Today (Thursday) the Tigers will play, the Twins won't, and we'll be down to ten games for both teams. Ten is a nice satisfying number in general, but it has some additional importance in this case, because they happen in ten games. No off days. That means we'll be cycling through each rotation exactly twice.

On the whole, that's probably better news for the Twins than the Tigers. The Twins have one gaping hole in their rotation which they'll probably try to plug next Francisco Liriano this weekend. But the Tigers have two gaps, and have recently been trotting out Nate Robertson and Eddie Bonine to fill them.

Robertson we saw on Sunday, which is why is was so very, very frustrating to lose that game. Of all the games in that series, that was the one the Twins should have been most favored to win. He's been terrible for a year-and-a-half. He's lost his spot in the rotation multiple times. He pitched that game while recovering from a groin injury. To be technical, it was while recovering from an inflammation in his left pelvis. Which sounds significantly worse. He also underwent elbow surgery earlier this year.

Supporters will point out that his ERA since he returned from the surgery is just 2.33. But he's still giving up hits (19 in 19.1 innings) and he's still giving up walks (11). He's not as good as his numbers and tomorrow night the White Sox will get a chance to prove it.

Bonine is a 28-year-old soft-throwing right-hander who spent most of the year in AAA-Toledo. His ERA is 5.96. He's given up 31 hits in 22.7 innings. I don't feel like I need to say much more than that. He's starting after Robertson, Saturday, also versus the White Sox.

So the Twins best hope for making up ground happens on Friday and Saturday. And the next time these two start? That would be the last two games of the series versus the Twins.

And if, by some strange chance, the AL Central needs to be decided by a one-game playoff? The only two Detroit pitchers who will have had a full four days rest will be Robertson and Bonine.
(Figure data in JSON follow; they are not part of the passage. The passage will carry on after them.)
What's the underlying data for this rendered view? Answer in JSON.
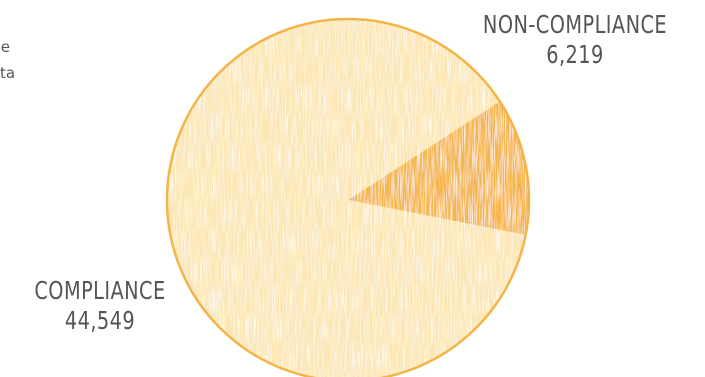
{
  "side_text": [
    "e",
    "ta"
  ],
  "colors": {
    "slice_light": "#fce6b3",
    "slice_dark": "#f5b64c",
    "outline": "#f3b54a",
    "text": "#555555"
  },
  "chart_data": {
    "type": "pie",
    "slices": [
      {
        "label": "NON-COMPLIANCE",
        "value": 6219,
        "display_value": "6,219",
        "color": "#f5b64c"
      },
      {
        "label": "COMPLIANCE",
        "value": 44549,
        "display_value": "44,549",
        "color": "#fce6b3"
      }
    ],
    "start_angle_deg": -33
  }
}
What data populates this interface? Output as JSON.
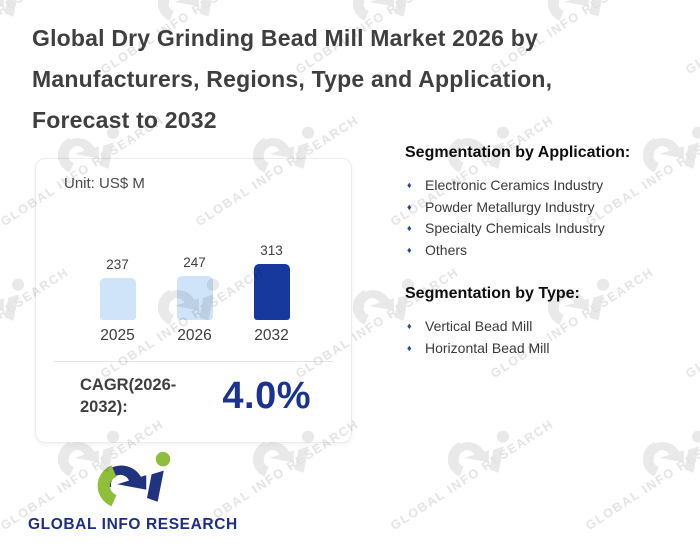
{
  "header": {
    "title": "Global Dry Grinding Bead Mill Market 2026 by Manufacturers, Regions, Type and Application, Forecast to 2032"
  },
  "chart_card": {
    "unit_label": "Unit: US$ M",
    "cagr_label": "CAGR(2026-2032):",
    "cagr_value": "4.0%"
  },
  "chart_data": {
    "type": "bar",
    "categories": [
      "2025",
      "2026",
      "2032"
    ],
    "values": [
      237,
      247,
      313
    ],
    "unit": "US$ M",
    "ylim": [
      0,
      330
    ],
    "grid": false,
    "legend": "none",
    "bar_colors": [
      "#cfe4f9",
      "#cfe4f9",
      "#17399e"
    ]
  },
  "segmentation": {
    "application": {
      "heading": "Segmentation by Application:",
      "items": [
        "Electronic Ceramics Industry",
        "Powder Metallurgy Industry",
        "Specialty Chemicals Industry",
        "Others"
      ]
    },
    "type": {
      "heading": "Segmentation by Type:",
      "items": [
        "Vertical Bead Mill",
        "Horizontal Bead Mill"
      ]
    }
  },
  "footer": {
    "logo_text": "GLOBAL INFO RESEARCH"
  },
  "watermark": {
    "text": "GLOBAL INFO RESEARCH"
  },
  "colors": {
    "title_text": "#3f3f3f",
    "bar_light_blue": "#cfe4f9",
    "bar_dark_blue": "#17399e",
    "accent_navy": "#1b3390",
    "bullet_navy": "#2b4a9e",
    "logo_navy": "#1c2e86",
    "logo_green": "#8fbe3a",
    "watermark_gray": "#e9e9e9"
  }
}
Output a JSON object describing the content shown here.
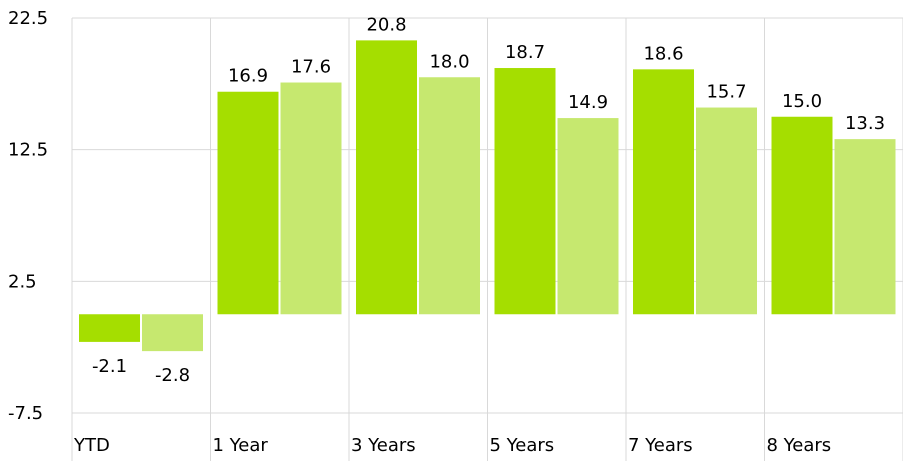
{
  "chart_data": {
    "type": "bar",
    "categories": [
      "YTD",
      "1 Year",
      "3 Years",
      "5 Years",
      "7 Years",
      "8 Years"
    ],
    "series": [
      {
        "values": [
          -2.1,
          16.9,
          20.8,
          18.7,
          18.6,
          15.0
        ],
        "labels": [
          "-2.1",
          "16.9",
          "20.8",
          "18.7",
          "18.6",
          "15.0"
        ],
        "color": "#a5de00"
      },
      {
        "values": [
          -2.8,
          17.6,
          18.0,
          14.9,
          15.7,
          13.3
        ],
        "labels": [
          "-2.8",
          "17.6",
          "18.0",
          "14.9",
          "15.7",
          "13.3"
        ],
        "color": "#c6e86f"
      }
    ],
    "y_ticks": [
      22.5,
      12.5,
      2.5,
      -7.5
    ],
    "y_tick_labels": [
      "22.5",
      "12.5",
      "2.5",
      "-7.5"
    ],
    "ylim": [
      -7.5,
      22.5
    ],
    "grid": true,
    "legend": "none"
  }
}
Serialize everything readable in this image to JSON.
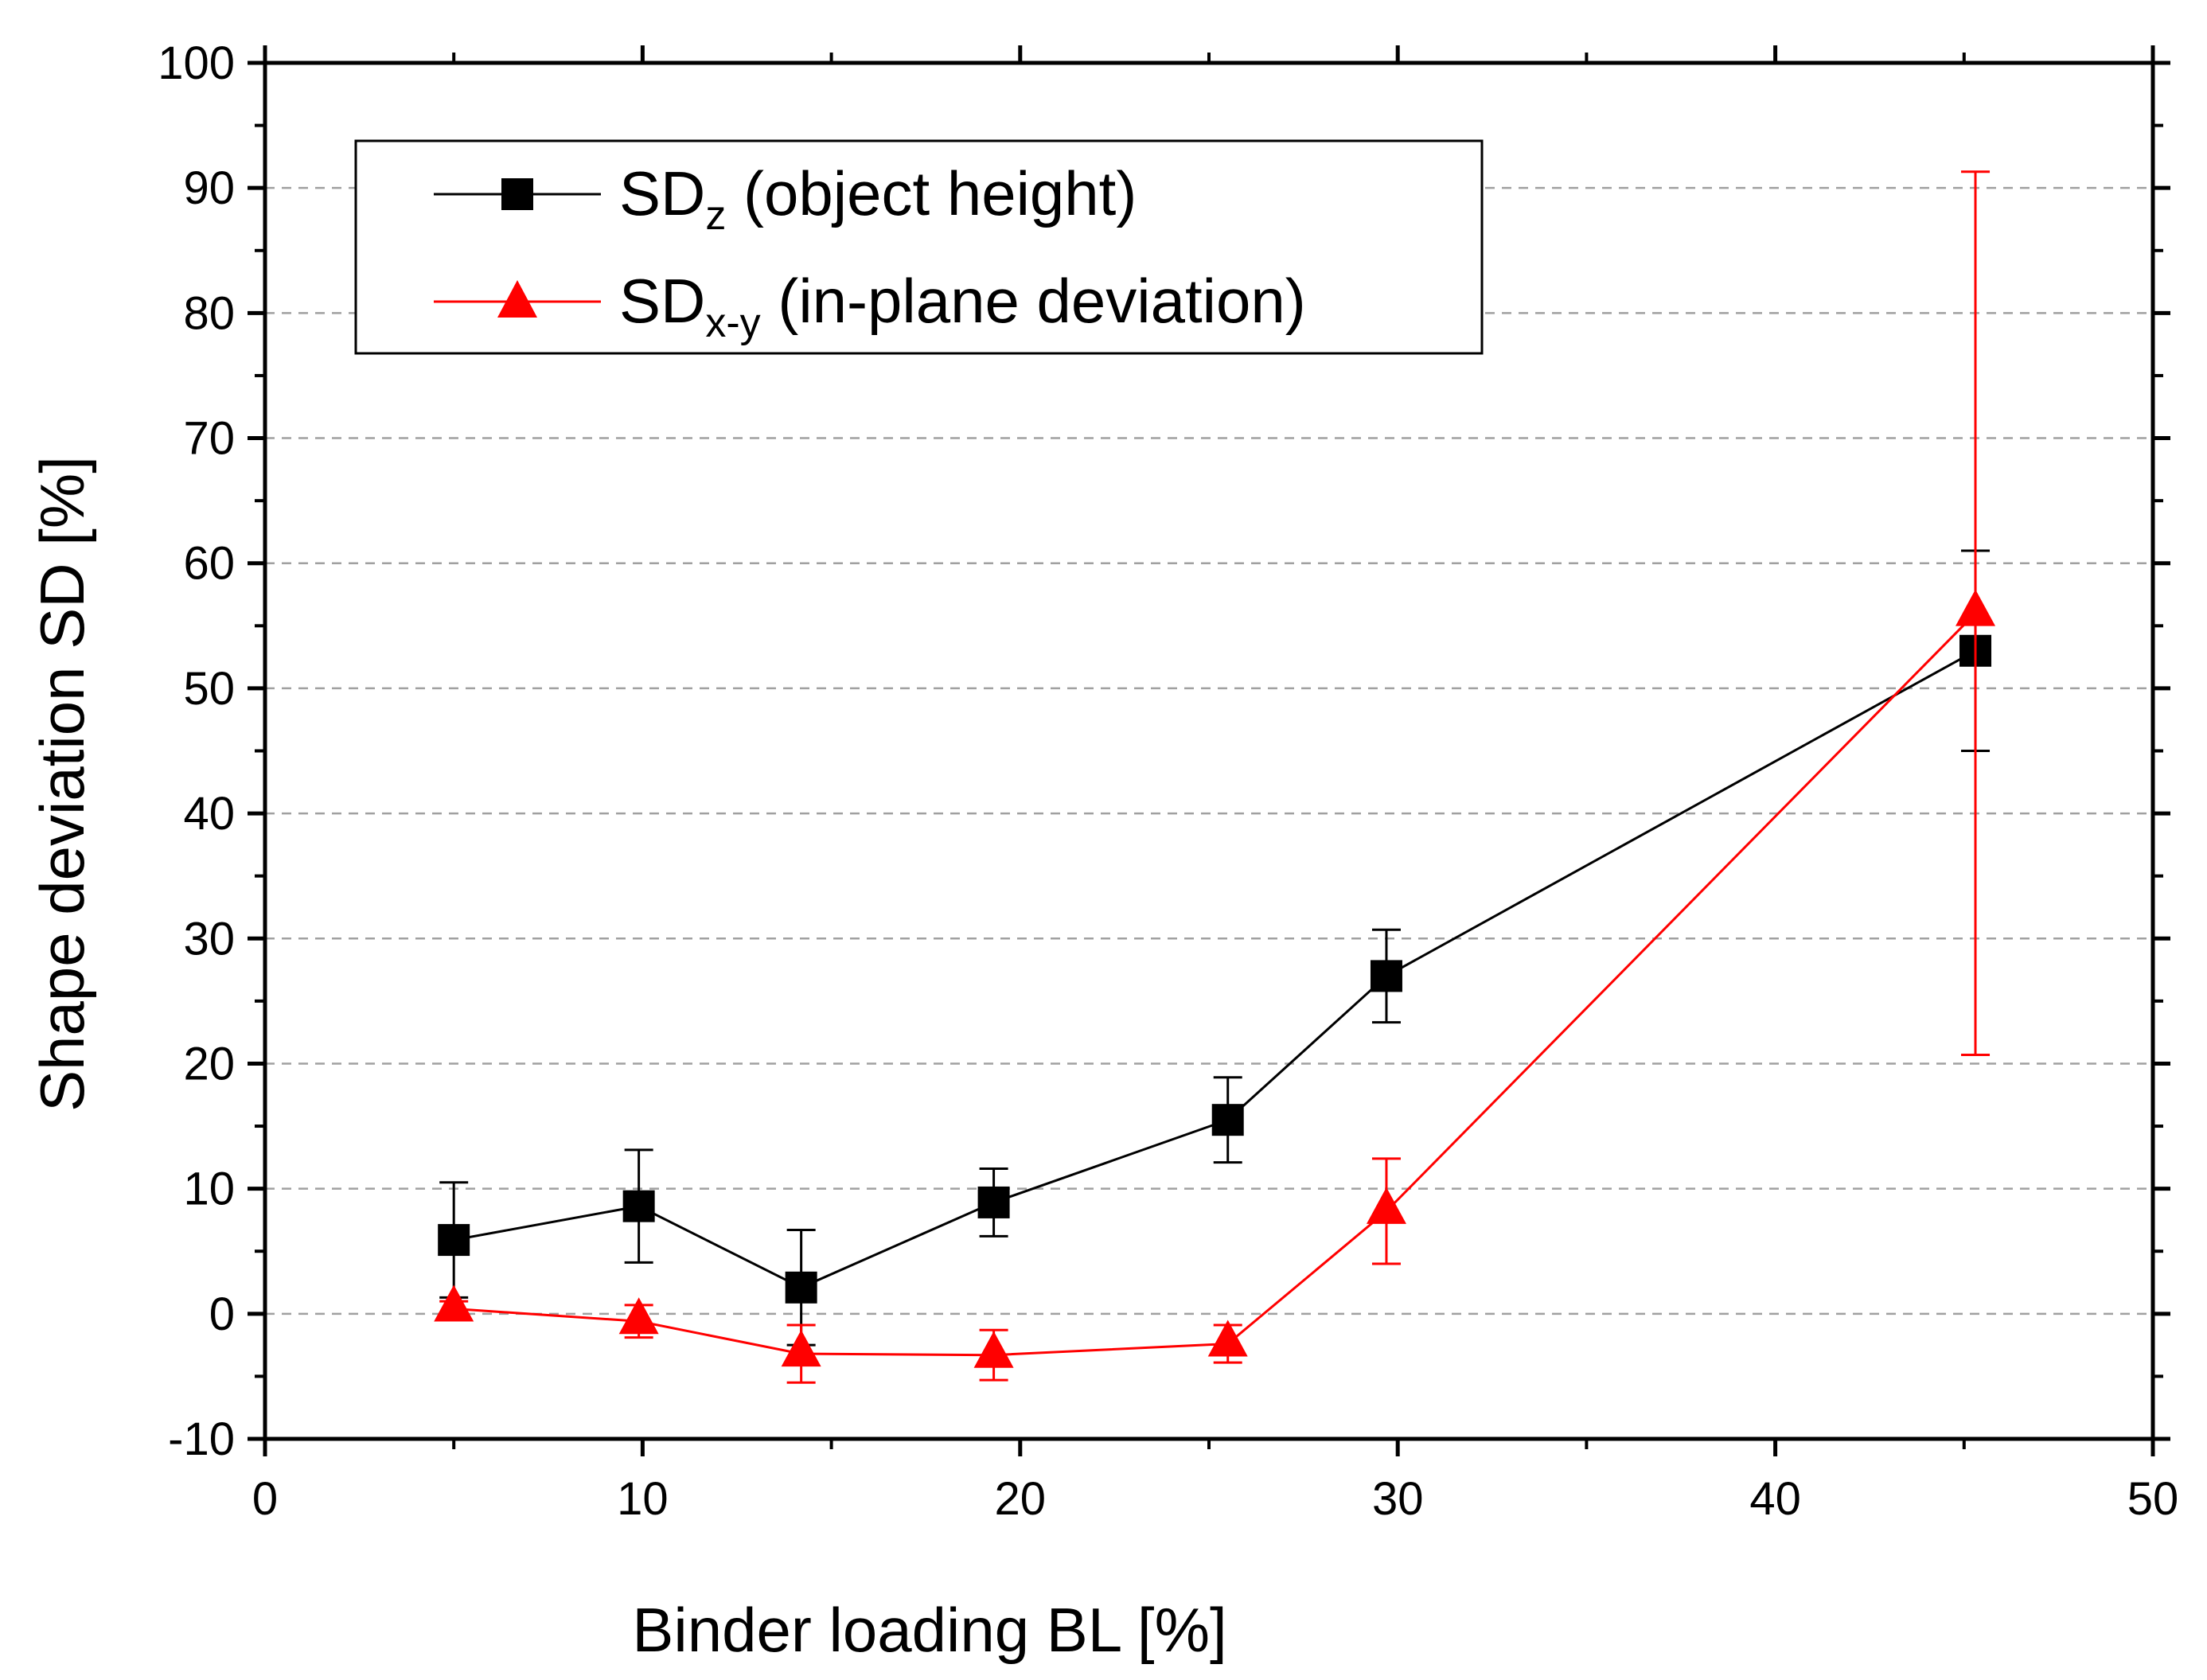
{
  "chart_data": {
    "type": "line",
    "xlabel": "Binder loading BL [%]",
    "ylabel": "Shape deviation SD [%]",
    "xlim": [
      0,
      50
    ],
    "ylim": [
      -10,
      100
    ],
    "xticks": [
      0,
      10,
      20,
      30,
      40,
      50
    ],
    "yticks": [
      -10,
      0,
      10,
      20,
      30,
      40,
      50,
      60,
      70,
      80,
      90,
      100
    ],
    "grid": "horizontal dashed",
    "legend_position": "top-left",
    "series": [
      {
        "name": "SDz (object height)",
        "legend_main": "SD",
        "legend_sub": "z",
        "legend_rest": " (object height)",
        "marker": "square",
        "color": "#000000",
        "x": [
          5.0,
          9.9,
          14.2,
          19.3,
          25.5,
          29.7,
          45.3
        ],
        "y": [
          5.9,
          8.6,
          2.1,
          8.9,
          15.5,
          27.0,
          53.0
        ],
        "err": [
          4.6,
          4.5,
          4.6,
          2.7,
          3.4,
          3.7,
          8.0
        ]
      },
      {
        "name": "SDx-y (in-plane deviation)",
        "legend_main": "SD",
        "legend_sub": "x-y",
        "legend_rest": " (in-plane deviation)",
        "marker": "triangle",
        "color": "#ff0000",
        "x": [
          5.0,
          9.9,
          14.2,
          19.3,
          25.5,
          29.7,
          45.3
        ],
        "y": [
          0.4,
          -0.6,
          -3.2,
          -3.3,
          -2.4,
          8.2,
          56.0
        ],
        "err": [
          0.6,
          1.3,
          2.3,
          2.0,
          1.5,
          4.2,
          35.3
        ]
      }
    ]
  }
}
Hope lives, my friends. Hope lives.

Mauer Math
Correct me if I'm wrong here, but I thought I heard Dick Bremer say during last night's broadcast that Joe Mauer only needed to go 21 for 44 over the last eleven games to hit .400. I think he was off by ten hits.

In case you're wondering, Mauer is currently 179 for 481. If you assume he gets four more AB per game, that's 521 AB. To hit .400 or more, he would need 209 hits. That's 30 hits in 40 AB.

I think we can safely say the dream is dead this year. Nobody is sorrier that me to hear it.